ATTORNEYS' FEES ON APPEAL
Emery recognizes that Holtz v. San Francisco Bay Area Rapid Transit Dist., supra, 17 Cal.3d 648, 658, 131 Cal.Rptr. 646, 552 P.2d 430 holds that attorneys' fees are not allowable for appeal of an inverse condemnation judgment. Emery asks us to create an exception to this proposition where the governmental agency knows of its liability before the inverse condemnation action is filed and nevertheless fails to institute eminent domain proceedings. The holding of Holtz is based upon its strict construction of then Code of Civil Procedure section 1246.3, the predecessor to current section 1036 allowing attorneys' fees at trial to a prevailing plaintiff in an inverse condemnation case. Creation of an exception to the rule of Holtz is a matter for our Supreme Court, not this court.

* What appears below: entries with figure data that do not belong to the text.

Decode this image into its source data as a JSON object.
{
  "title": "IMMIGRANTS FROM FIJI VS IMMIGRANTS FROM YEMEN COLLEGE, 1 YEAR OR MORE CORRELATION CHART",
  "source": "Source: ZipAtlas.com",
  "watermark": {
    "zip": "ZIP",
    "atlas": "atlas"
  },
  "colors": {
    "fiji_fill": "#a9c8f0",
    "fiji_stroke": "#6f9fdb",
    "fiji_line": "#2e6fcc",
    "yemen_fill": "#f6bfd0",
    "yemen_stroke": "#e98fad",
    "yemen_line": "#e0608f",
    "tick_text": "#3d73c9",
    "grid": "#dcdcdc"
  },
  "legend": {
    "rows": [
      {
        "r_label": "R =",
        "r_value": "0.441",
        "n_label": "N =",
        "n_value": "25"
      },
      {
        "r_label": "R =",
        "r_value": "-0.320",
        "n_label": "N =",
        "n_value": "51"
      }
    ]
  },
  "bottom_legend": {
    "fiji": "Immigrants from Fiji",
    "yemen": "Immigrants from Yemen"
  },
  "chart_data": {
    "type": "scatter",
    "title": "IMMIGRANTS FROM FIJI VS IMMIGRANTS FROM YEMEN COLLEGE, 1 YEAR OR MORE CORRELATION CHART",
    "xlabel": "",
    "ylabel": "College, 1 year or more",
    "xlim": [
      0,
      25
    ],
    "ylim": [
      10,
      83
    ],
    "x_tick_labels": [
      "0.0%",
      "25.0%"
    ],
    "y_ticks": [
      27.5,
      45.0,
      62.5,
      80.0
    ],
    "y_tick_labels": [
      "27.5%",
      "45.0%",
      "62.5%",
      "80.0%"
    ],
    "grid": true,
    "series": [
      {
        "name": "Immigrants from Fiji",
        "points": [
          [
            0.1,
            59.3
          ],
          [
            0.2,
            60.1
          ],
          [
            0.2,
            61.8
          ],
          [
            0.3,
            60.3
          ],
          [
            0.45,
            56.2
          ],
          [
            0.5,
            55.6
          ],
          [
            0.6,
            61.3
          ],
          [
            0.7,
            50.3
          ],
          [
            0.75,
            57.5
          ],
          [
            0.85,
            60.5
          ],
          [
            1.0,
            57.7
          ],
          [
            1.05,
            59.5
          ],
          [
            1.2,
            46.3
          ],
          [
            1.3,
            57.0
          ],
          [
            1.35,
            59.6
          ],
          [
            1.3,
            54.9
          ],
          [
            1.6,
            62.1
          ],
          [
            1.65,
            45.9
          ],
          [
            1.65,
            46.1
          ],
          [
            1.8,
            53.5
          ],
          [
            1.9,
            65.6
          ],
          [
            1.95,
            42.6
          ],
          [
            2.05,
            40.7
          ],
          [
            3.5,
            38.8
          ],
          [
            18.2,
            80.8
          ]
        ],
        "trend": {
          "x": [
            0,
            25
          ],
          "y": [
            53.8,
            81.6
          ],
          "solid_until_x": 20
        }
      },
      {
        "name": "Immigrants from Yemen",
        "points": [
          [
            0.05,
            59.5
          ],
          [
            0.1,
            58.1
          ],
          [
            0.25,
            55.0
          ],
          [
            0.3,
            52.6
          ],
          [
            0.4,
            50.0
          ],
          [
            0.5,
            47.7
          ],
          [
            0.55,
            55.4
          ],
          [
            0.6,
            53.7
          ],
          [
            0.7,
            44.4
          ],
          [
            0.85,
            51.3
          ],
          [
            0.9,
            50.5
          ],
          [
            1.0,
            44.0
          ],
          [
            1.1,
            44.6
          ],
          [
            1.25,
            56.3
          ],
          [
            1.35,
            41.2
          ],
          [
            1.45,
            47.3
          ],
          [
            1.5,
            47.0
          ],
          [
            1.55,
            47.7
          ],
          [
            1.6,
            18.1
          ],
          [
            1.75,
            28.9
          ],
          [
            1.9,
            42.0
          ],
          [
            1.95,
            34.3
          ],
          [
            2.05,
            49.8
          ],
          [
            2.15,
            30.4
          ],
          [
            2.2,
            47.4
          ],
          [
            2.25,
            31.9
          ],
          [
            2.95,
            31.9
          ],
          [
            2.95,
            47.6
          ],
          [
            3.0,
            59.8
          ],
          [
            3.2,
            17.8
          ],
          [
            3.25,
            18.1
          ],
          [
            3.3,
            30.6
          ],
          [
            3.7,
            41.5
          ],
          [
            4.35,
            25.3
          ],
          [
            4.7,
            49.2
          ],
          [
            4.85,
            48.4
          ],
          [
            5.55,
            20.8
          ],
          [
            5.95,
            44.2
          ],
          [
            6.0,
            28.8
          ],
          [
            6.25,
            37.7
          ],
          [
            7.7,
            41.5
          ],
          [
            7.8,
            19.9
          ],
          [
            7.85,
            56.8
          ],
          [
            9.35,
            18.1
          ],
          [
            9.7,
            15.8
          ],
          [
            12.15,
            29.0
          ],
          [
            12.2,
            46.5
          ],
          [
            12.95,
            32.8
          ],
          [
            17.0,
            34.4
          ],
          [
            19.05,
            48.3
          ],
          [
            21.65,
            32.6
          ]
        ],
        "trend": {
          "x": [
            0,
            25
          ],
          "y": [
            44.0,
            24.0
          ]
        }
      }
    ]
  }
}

The portion of the judgment awarding damages and attorney's fees to appellant plaintiff is affirmed. That portion of the judgment awarding plaintiff prejudgment interest is reversed and remanded to the Superior Court for further proceedings consistent with section V of this opinion. Respondent Emery is entitled to costs (City of Los Angeles v. Ricards (1973) 10 Cal.3d 385, 110 Cal.Rptr. 489, 515 P.2d 585) but not attorneys' fees on this appeal.
1. An appeal by Emery was dismissed on Emery's motion.
2. The actual physical damage to the Emery property necessary to establish the City's liability in inverse condemnation is admitted by the City's concession of liability in its opening brief. It is also established by the record. The 1983 landslide physically destroyed part of the property and there was further physical damage in the removal of lateral support to the Emery lot. (Holtz v. Superior Court (1970) 3 Cal.3d 296, 304, 90 Cal.Rptr. 345, 475 P.2d 441.)
THOMPSON, Associate Justice.** FN** Retired Justice of the Court of Appeal assigned by the Chairperson of the Judicial Council.
JOHNSON, Acting P.J., and FRED WOODS, J., concur.